Al terminar de responder la pregunta del rey, una paz que no tiene lógica me llenó. No sentí la rudeza de los soldados al atarme ni me desesperé cuando el calor creciente del horno indicaba la proximidad de su boca. Todo era luz. Me hallé parado sobre las brasas encendidas con la misma naturalidad que lo hago a diario sobre el baldosado de la acera. No bien se acostumbraron mis ojos, vi a mi lado a mis compañeros y a un ángel del Señor que nos sonreía. ¡El ángel de Dios estaba a nuestro lado y nos defendía de las llamas!
No sé qué era más maravilloso; si contemplar la hermosura y poderío del ángel o vernos caminar entre las llamas y disfrutarlo como un paseo por la costanera.

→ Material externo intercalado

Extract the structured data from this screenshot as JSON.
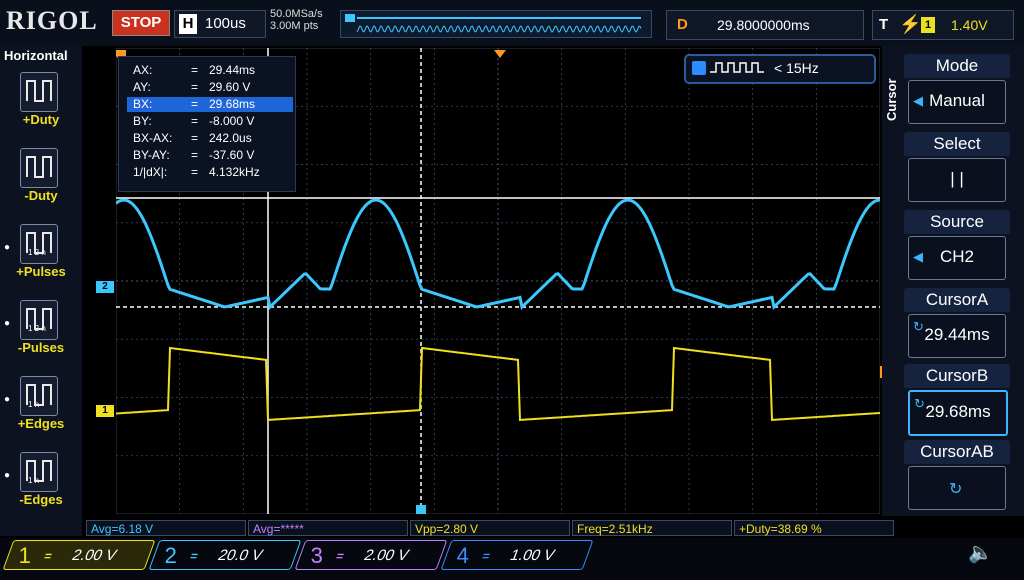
{
  "brand": "RIGOL",
  "run_state": "STOP",
  "horizontal": {
    "label": "H",
    "timebase": "100us"
  },
  "sample": {
    "rate": "50.0MSa/s",
    "points": "3.00M pts"
  },
  "delay": {
    "label": "D",
    "value": "29.8000000ms"
  },
  "trigger": {
    "label": "T",
    "edge_icon": "rising-edge-icon",
    "source": "1",
    "level": "1.40V"
  },
  "left_menu": {
    "title": "Horizontal",
    "items": [
      {
        "label": "+Duty",
        "icon": "pos-duty-icon"
      },
      {
        "label": "-Duty",
        "icon": "neg-duty-icon"
      },
      {
        "label": "+Pulses",
        "icon": "pos-pulses-icon",
        "sub": "1 2 n"
      },
      {
        "label": "-Pulses",
        "icon": "neg-pulses-icon",
        "sub": "1 2 n"
      },
      {
        "label": "+Edges",
        "icon": "pos-edges-icon",
        "sub": "1 n"
      },
      {
        "label": "-Edges",
        "icon": "neg-edges-icon",
        "sub": "1 n"
      }
    ]
  },
  "cursor_readout": [
    {
      "key": "AX:",
      "value": "29.44ms"
    },
    {
      "key": "AY:",
      "value": "29.60 V"
    },
    {
      "key": "BX:",
      "value": "29.68ms",
      "selected": true
    },
    {
      "key": "BY:",
      "value": "-8.000 V"
    },
    {
      "key": "BX-AX:",
      "value": "242.0us"
    },
    {
      "key": "BY-AY:",
      "value": "-37.60 V"
    },
    {
      "key": "1/|dX|:",
      "value": "4.132kHz"
    }
  ],
  "cursor_eq": "=",
  "freq_counter": "< 15Hz",
  "right_menu": {
    "side_label": "Cursor",
    "items": [
      {
        "title": "Mode",
        "value": "Manual",
        "arrow": true
      },
      {
        "title": "Select",
        "value": "|    |"
      },
      {
        "title": "Source",
        "value": "CH2",
        "arrow": true
      },
      {
        "title": "CursorA",
        "value": "29.44ms",
        "knob": true
      },
      {
        "title": "CursorB",
        "value": "29.68ms",
        "knob": true,
        "active": true
      },
      {
        "title": "CursorAB",
        "value": "",
        "knob": true
      }
    ]
  },
  "measurements": [
    {
      "text": "Avg=6.18 V",
      "color": "#3cc8ff"
    },
    {
      "text": "Avg=*****",
      "color": "#c080ff"
    },
    {
      "text": "Vpp=2.80 V",
      "color": "#f0e020"
    },
    {
      "text": "Freq=2.51kHz",
      "color": "#f0e020"
    },
    {
      "text": "+Duty=38.69 %",
      "color": "#f0e020"
    }
  ],
  "channels": [
    {
      "num": "1",
      "coupling": "=",
      "scale": "2.00 V",
      "color": "#f0e020",
      "active": true
    },
    {
      "num": "2",
      "coupling": "=",
      "scale": "20.0 V",
      "color": "#3cc8ff"
    },
    {
      "num": "3",
      "coupling": "=",
      "scale": "2.00 V",
      "color": "#c080ff"
    },
    {
      "num": "4",
      "coupling": "=",
      "scale": "1.00 V",
      "color": "#3c8cff"
    }
  ],
  "markers": {
    "ch1": "1",
    "ch2": "2",
    "trig_h": "T"
  },
  "colors": {
    "ch1": "#f0e020",
    "ch2": "#3cc8ff",
    "trigger": "#ff9a1e",
    "grid": "#3a4a66"
  }
}
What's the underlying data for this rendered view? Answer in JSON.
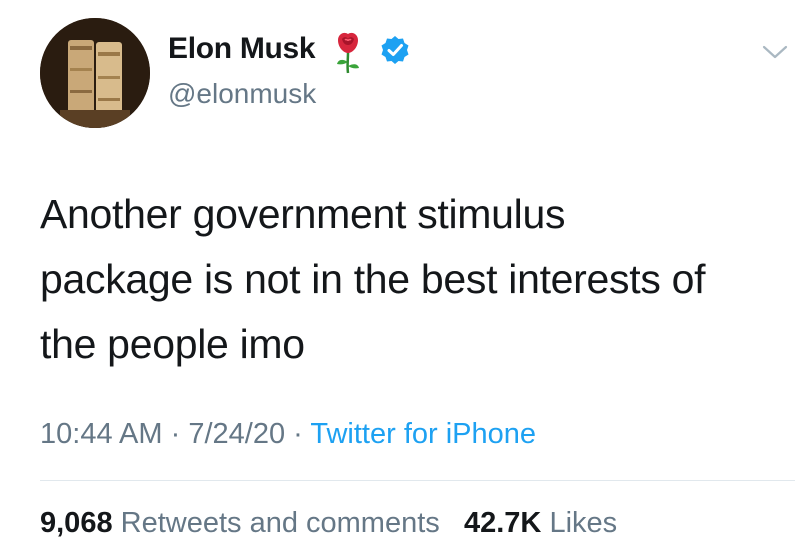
{
  "author": {
    "display_name": "Elon Musk",
    "handle": "@elonmusk",
    "badges": [
      "rose-emoji",
      "verified-icon"
    ],
    "verified_color": "#1da1f2"
  },
  "tweet": {
    "text_lines": [
      "Another government stimulus",
      "package is not in the best interests of",
      "the people imo"
    ],
    "time": "10:44 AM",
    "separator": "·",
    "date": "7/24/20",
    "source": "Twitter for iPhone"
  },
  "stats": {
    "retweets_count": "9,068",
    "retweets_label": "Retweets and comments",
    "likes_count": "42.7K",
    "likes_label": "Likes"
  },
  "icons": {
    "menu": "chevron-down-icon"
  },
  "colors": {
    "text": "#14171a",
    "secondary": "#657786",
    "link": "#1da1f2",
    "divider": "#e1e8ed"
  }
}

Mientras trataba de acomodar mis pensamientos para no perder nada de lo que estaba viviendo, la voz de trueno del rey me sobresaltó.
—Sadrac, Mesac y Abednego, siervos del Dios Altísimo, ¡salgan de allí, y vengan acá!-, dijo.
Nos miramos y caminamos hacia la puerta del horno. Al salir de él, todos se arremolinaron en torno a nosotros con los ojos fuera de sus órbitas. ¡El fuego no nos había hecho ningún daño!, no teníamos ni un solo cabello chamuscado, y ni siquiera nuestras ropas olían a humo.
Luego de un instante, Nabucodonosor dio un paso para atrás y exclamó:
- ¡Alabado sea el Dios de estos jóvenes, que envió a su ángel y los salvó! Ellos confiaron en él y, desafiando la orden real, optaron por la muerte antes que honrar o adorar a otro dios que no fuera el suyo. ¡No hay otro dios que pueda salvar de esta manera!
Mi nombre es Misael, los demás me llaman Mesac. Pero no importa, pues yo sé quién soy.